PrtgAPI is capable of emitting verbose logging information via the LogVerbose
event handler of a PrtgClient
client.LogVerbose += (sender, args) => {
Console.WriteLine(args.Message);
};
The most common type of logging used by PrtgAPI is emitting the HTTP URL that was constructed and how it is going to be executed (synchronously, asynchronously or via streaming). By copying and pasting this URL from the event handler directly into your web browser, it is possible to tweak and modify requests and see exactly what the output is. This can be quite useful when you're the lead developer on a C#/PowerShell module that basically revolves around executing web requests.

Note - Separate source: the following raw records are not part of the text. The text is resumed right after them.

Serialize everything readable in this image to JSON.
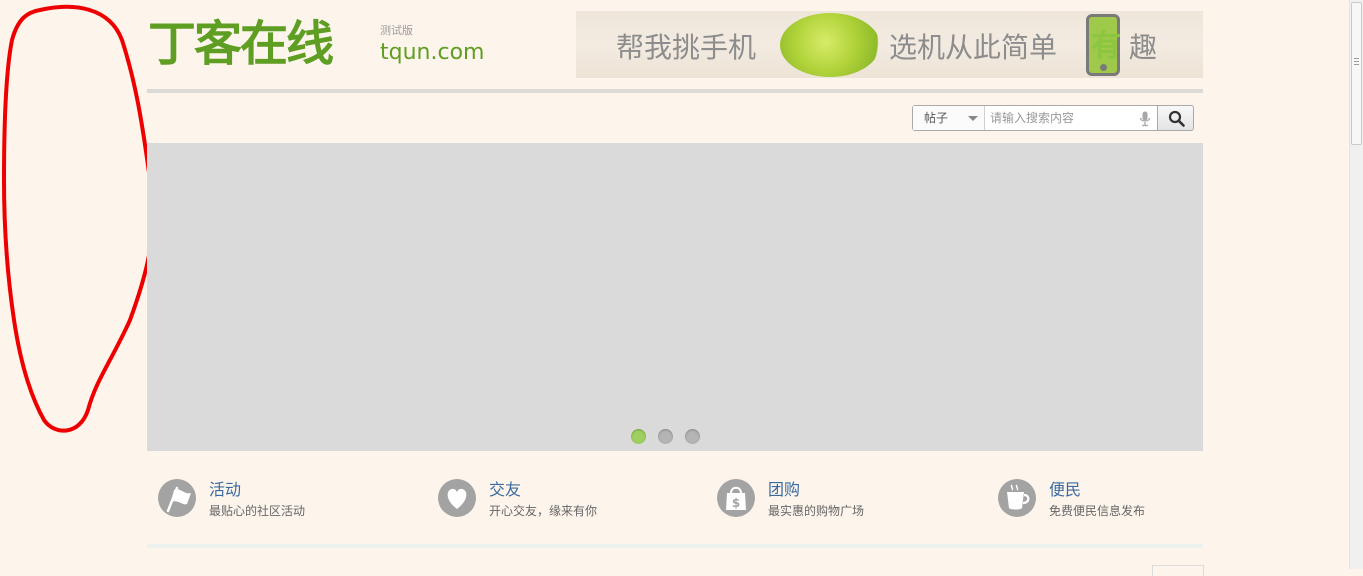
{
  "logo": {
    "name_cn": "丁客在线",
    "badge": "测试版",
    "domain": "tqun.com"
  },
  "banner": {
    "text_left": "帮我挑手机",
    "text_mid": "选机从此简单",
    "text_accent": "有",
    "text_end": "趣"
  },
  "search": {
    "type_value": "帖子",
    "placeholder": "请输入搜索内容",
    "icons": {
      "mic": "mic-icon",
      "button": "search-icon"
    }
  },
  "slider": {
    "dot_count": 3,
    "active_index": 0
  },
  "features": [
    {
      "title": "活动",
      "desc": "最贴心的社区活动",
      "icon": "flag-icon"
    },
    {
      "title": "交友",
      "desc": "开心交友，缘来有你",
      "icon": "heart-icon"
    },
    {
      "title": "团购",
      "desc": "最实惠的购物广场",
      "icon": "shopping-bag-icon"
    },
    {
      "title": "便民",
      "desc": "免费便民信息发布",
      "icon": "coffee-cup-icon"
    }
  ],
  "colors": {
    "page_bg": "#fdf5ec",
    "brand_green": "#5e9e22",
    "link_blue": "#3a6aa0",
    "annotation_red": "#ee0000",
    "dot_active": "#9fcf5f"
  }
}
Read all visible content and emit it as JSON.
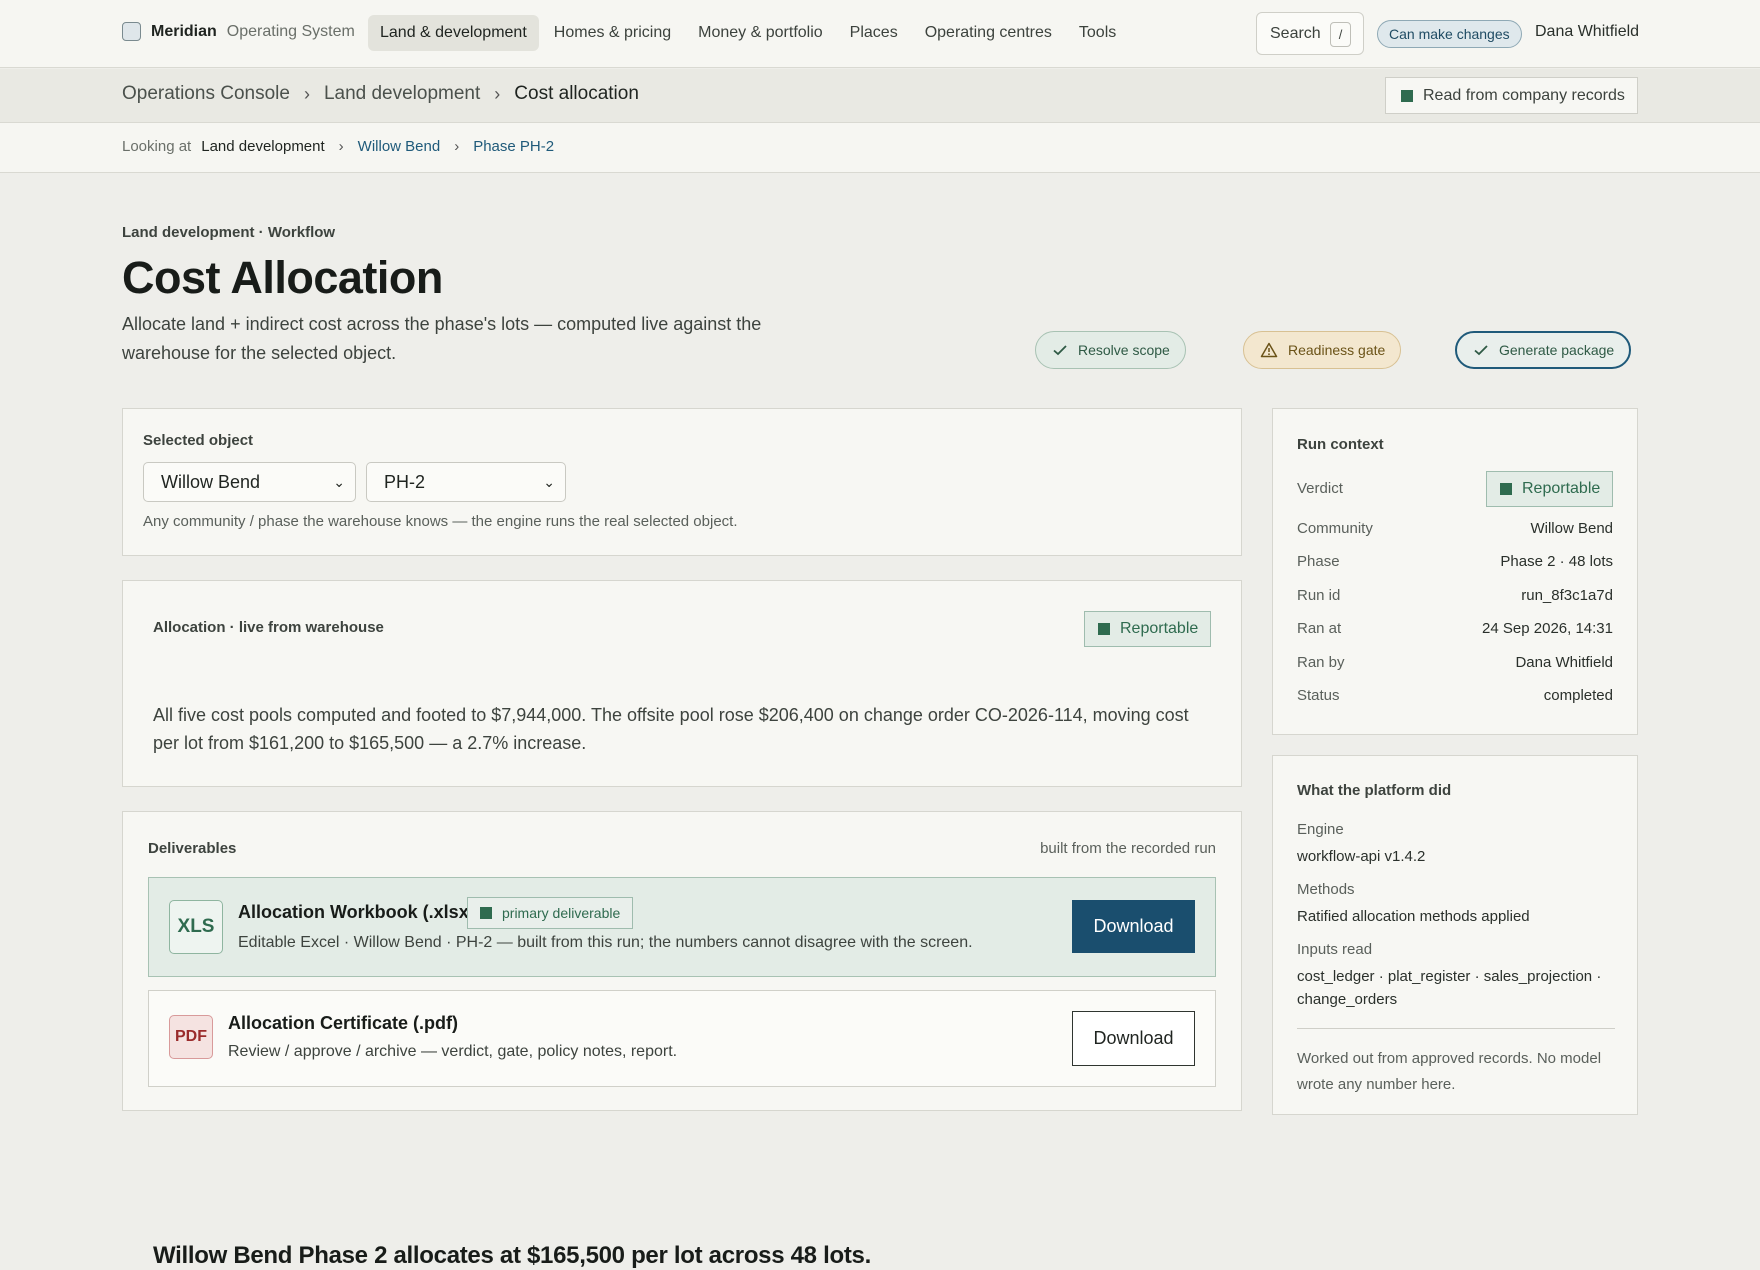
{
  "nav": {
    "brand": "Meridian",
    "brand_sub": "Operating System",
    "links": [
      "Land & development",
      "Homes & pricing",
      "Money & portfolio",
      "Places",
      "Operating centres",
      "Tools"
    ],
    "search_label": "Search",
    "search_key": "/",
    "permission": "Can make changes",
    "user": "Dana Whitfield"
  },
  "breadcrumb": {
    "items": [
      "Operations Console",
      "Land development",
      "Cost allocation"
    ],
    "records_label": "Read from company records"
  },
  "looking_at": {
    "label": "Looking at",
    "level": "Land development",
    "community": "Willow Bend",
    "phase": "Phase PH-2"
  },
  "header": {
    "eyebrow": "Land development · Workflow",
    "title": "Cost Allocation",
    "description": "Allocate land + indirect cost across the phase's lots — computed live against the warehouse for the selected object.",
    "steps": [
      {
        "label": "Resolve scope",
        "state": "done"
      },
      {
        "label": "Readiness gate",
        "state": "warn"
      },
      {
        "label": "Generate package",
        "state": "active"
      }
    ]
  },
  "selector": {
    "label": "Selected object",
    "community_value": "Willow Bend",
    "phase_value": "PH-2",
    "hint": "Any community / phase the warehouse knows — the engine runs the real selected object."
  },
  "allocation": {
    "label": "Allocation · live from warehouse",
    "badge": "Reportable",
    "headline": "Willow Bend Phase 2 allocates at $165,500 per lot across 48 lots.",
    "body": "All five cost pools computed and footed to $7,944,000. The offsite pool rose $206,400 on change order CO-2026-114, moving cost per lot from $161,200 to $165,500 — a 2.7% increase."
  },
  "deliverables": {
    "label": "Deliverables",
    "note": "built from the recorded run",
    "items": [
      {
        "icon": "XLS",
        "name": "Allocation Workbook (.xlsx)",
        "tag": "primary deliverable",
        "desc": "Editable Excel · Willow Bend · PH-2 — built from this run; the numbers cannot disagree with the screen.",
        "button": "Download"
      },
      {
        "icon": "PDF",
        "name": "Allocation Certificate (.pdf)",
        "desc": "Review / approve / archive — verdict, gate, policy notes, report.",
        "button": "Download"
      }
    ]
  },
  "run_context": {
    "title": "Run context",
    "verdict_label": "Verdict",
    "verdict": "Reportable",
    "rows": [
      {
        "k": "Community",
        "v": "Willow Bend"
      },
      {
        "k": "Phase",
        "v": "Phase 2 · 48 lots"
      },
      {
        "k": "Run id",
        "v": "run_8f3c1a7d"
      },
      {
        "k": "Ran at",
        "v": "24 Sep 2026, 14:31"
      },
      {
        "k": "Ran by",
        "v": "Dana Whitfield"
      },
      {
        "k": "Status",
        "v": "completed"
      }
    ]
  },
  "platform": {
    "title": "What the platform did",
    "engine_label": "Engine",
    "engine": "workflow-api v1.4.2",
    "methods_label": "Methods",
    "methods": "Ratified allocation methods applied",
    "inputs_label": "Inputs read",
    "inputs": "cost_ledger · plat_register · sales_projection · change_orders",
    "footer": "Worked out from approved records. No model wrote any number here."
  },
  "colors": {
    "accent": "#1a4e6e",
    "success": "#2f6b4f",
    "warning": "#6b5318"
  }
}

The types of events logged by PrtgAPI can be controlled via the LogLevel
property of the PrtgClient
. By default, only Request
and Trace
messages are logged.
//Log only request/response messages
client.LogLevel = LogLevel.Request | LogLevel.Response;
PrtgAPI cmdlets are capable of emitting verbose logging information, including the HTTP URL they are executing, based on the value of the Verbose Action Preference, controlled via $VerboseActionPreference
or by specifying -Verbose
to the cmdlet you wish to analyze
C:\> Get-Device -Verbose | Get-Sensor | Pause-Object -Forever -Verbose
VERBOSE: Get-Device: Synchronously executing request http://prtg.example.com/api/table.xml?content=devices...
By default, only Request
and Trace
messages are logged. This can be modified by specifying a -LogLevel
to Connect-PrtgServer
or calling Set-PrtgClient
after a session has been established
Set-PrtgClient -LogLevel All
When developing applications utilizing PrtgAPI with Visual Studio, if something doesn't seem right or you're generally curious as to how something works, you can step into the PrtgAPI source code by utilizing SourceLink. SourceLink requires Visual Studio 2017+
To configure SourceLink on a stock install of Visual Studio
- Navigate to Tools -> Options -> Debugging -> General and make sure Enable Just My Code is disabled
- Navigate to Tools -> Options -> Debugging -> Symbols and make sure you have the NuGet Symbol Server. If not, simply add the server
https://symbols.nuget.org/download/symbols
and make sure it is enabled
Upon stepping into a PrtgAPI method, you should get a prompt asking you whether you'd like to download sources from GitHub. Select yes, don't ask again.